Jeffrey Ammon

Nuclear-spin-dependent parity violation (NSD-PV) effects arise from exchange of the Z boson between electrons and the nucleus, and from interaction of electrons with the nuclear anapole moment (a parity-odd magnetic moment induced by electroweak interactions within the nucleus).  These effects cause a mixing of opposite-parity levels in atoms and molecules, where the size of the mixing is inversely proportional to the energy difference of the mixed levels.  We study NSD-PV effects using the rotational levels of diatomic molecules, which can have energy splittings that are about four orders of magnitude smaller than the typical 1 eV atomic energy scale.  We amplify observable signals from NSD-PV by about seven additional orders of magnitude by bringing two rotational levels of opposite parity close to degeneracy with a strong magnetic field.  In this talk, the experimental strategy and expected signal will be discussed, followed by a description of the experimental apparatus.

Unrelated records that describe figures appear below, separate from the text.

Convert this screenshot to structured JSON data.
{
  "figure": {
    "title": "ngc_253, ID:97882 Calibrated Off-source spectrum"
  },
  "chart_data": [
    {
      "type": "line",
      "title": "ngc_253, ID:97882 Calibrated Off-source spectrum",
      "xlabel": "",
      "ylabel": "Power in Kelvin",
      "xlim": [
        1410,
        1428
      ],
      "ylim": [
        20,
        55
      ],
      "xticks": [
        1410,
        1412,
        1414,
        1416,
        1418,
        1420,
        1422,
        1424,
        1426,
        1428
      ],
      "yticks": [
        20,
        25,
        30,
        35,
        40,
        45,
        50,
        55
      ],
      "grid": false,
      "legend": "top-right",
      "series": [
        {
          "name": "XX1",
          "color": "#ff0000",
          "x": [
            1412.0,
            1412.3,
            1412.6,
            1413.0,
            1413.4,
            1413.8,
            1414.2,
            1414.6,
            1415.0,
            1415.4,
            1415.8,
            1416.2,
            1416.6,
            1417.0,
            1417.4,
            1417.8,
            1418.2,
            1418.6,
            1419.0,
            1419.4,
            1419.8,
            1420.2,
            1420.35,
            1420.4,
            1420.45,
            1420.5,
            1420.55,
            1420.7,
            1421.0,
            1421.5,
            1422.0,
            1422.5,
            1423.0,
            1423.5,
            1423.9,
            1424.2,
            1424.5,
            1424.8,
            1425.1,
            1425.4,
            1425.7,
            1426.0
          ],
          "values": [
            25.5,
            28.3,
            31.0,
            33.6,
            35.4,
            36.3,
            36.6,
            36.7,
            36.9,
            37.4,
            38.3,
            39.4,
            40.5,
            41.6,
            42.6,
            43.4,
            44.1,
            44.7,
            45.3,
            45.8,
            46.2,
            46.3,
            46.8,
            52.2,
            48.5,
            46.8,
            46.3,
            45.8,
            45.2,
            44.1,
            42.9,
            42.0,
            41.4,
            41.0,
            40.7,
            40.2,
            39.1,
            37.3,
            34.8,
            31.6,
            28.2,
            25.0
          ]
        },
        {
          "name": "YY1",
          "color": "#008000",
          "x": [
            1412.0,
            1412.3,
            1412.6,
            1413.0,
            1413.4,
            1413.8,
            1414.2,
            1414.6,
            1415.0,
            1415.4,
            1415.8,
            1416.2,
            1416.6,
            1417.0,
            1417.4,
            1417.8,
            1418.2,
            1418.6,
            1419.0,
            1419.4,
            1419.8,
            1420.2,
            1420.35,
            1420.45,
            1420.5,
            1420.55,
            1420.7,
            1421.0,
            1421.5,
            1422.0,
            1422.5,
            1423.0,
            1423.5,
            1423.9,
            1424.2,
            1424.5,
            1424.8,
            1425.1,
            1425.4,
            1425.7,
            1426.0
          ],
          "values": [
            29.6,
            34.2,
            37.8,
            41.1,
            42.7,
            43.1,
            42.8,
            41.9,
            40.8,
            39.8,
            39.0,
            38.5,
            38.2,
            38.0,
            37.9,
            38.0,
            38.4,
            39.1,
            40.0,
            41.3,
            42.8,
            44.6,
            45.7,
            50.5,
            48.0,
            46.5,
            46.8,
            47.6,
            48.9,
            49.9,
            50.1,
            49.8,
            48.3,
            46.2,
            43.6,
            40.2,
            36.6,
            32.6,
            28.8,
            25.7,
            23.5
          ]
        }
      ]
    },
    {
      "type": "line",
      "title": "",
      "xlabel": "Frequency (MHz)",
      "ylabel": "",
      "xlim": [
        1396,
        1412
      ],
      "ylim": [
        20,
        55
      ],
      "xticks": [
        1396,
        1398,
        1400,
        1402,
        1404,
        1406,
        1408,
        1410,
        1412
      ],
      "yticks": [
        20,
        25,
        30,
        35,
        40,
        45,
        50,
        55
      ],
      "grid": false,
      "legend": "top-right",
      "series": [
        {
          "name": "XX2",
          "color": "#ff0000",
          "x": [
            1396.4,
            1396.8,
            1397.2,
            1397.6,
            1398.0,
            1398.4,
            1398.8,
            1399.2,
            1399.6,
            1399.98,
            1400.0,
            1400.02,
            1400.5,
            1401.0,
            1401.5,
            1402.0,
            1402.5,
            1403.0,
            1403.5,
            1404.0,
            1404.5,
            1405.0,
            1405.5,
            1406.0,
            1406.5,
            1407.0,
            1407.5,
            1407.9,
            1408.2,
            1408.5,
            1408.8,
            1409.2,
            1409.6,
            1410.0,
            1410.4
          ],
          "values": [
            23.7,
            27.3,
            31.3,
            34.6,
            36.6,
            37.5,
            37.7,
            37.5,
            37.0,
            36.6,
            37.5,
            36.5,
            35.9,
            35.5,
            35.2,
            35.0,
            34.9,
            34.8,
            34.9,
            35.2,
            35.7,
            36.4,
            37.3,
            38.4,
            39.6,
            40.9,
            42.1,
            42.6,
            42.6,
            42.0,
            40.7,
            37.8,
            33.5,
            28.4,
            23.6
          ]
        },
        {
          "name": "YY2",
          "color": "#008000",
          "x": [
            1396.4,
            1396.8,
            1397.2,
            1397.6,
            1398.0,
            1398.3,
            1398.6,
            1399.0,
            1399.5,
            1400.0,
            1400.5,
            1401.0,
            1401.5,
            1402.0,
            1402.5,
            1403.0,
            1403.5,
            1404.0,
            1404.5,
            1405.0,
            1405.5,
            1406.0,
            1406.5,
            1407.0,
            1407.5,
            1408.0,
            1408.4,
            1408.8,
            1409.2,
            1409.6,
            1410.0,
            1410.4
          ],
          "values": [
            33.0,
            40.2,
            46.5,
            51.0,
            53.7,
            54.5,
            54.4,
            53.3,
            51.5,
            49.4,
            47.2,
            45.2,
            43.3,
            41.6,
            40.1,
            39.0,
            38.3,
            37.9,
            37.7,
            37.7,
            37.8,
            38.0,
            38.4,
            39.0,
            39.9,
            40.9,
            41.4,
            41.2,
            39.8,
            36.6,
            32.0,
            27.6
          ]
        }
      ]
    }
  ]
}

In particular, two new components of the experiment will be discussed in detail: the “interaction region”, consisting of electrodes and optical delivery components, and our data acquisition system.  We will then discuss our methods for measuring and nullifying nonuniformities in the magnetic and electric fields that we apply, since such nonuniformites can cause systematic errors in our measurements of NSD-PV.  Finally, we will present preliminary results using the test system 138^Ba19^F.  Over the long term, our technique is sufficiently general and sensitive that it should apply to measurements of the NSD-PV couplings for a wide range of nuclei.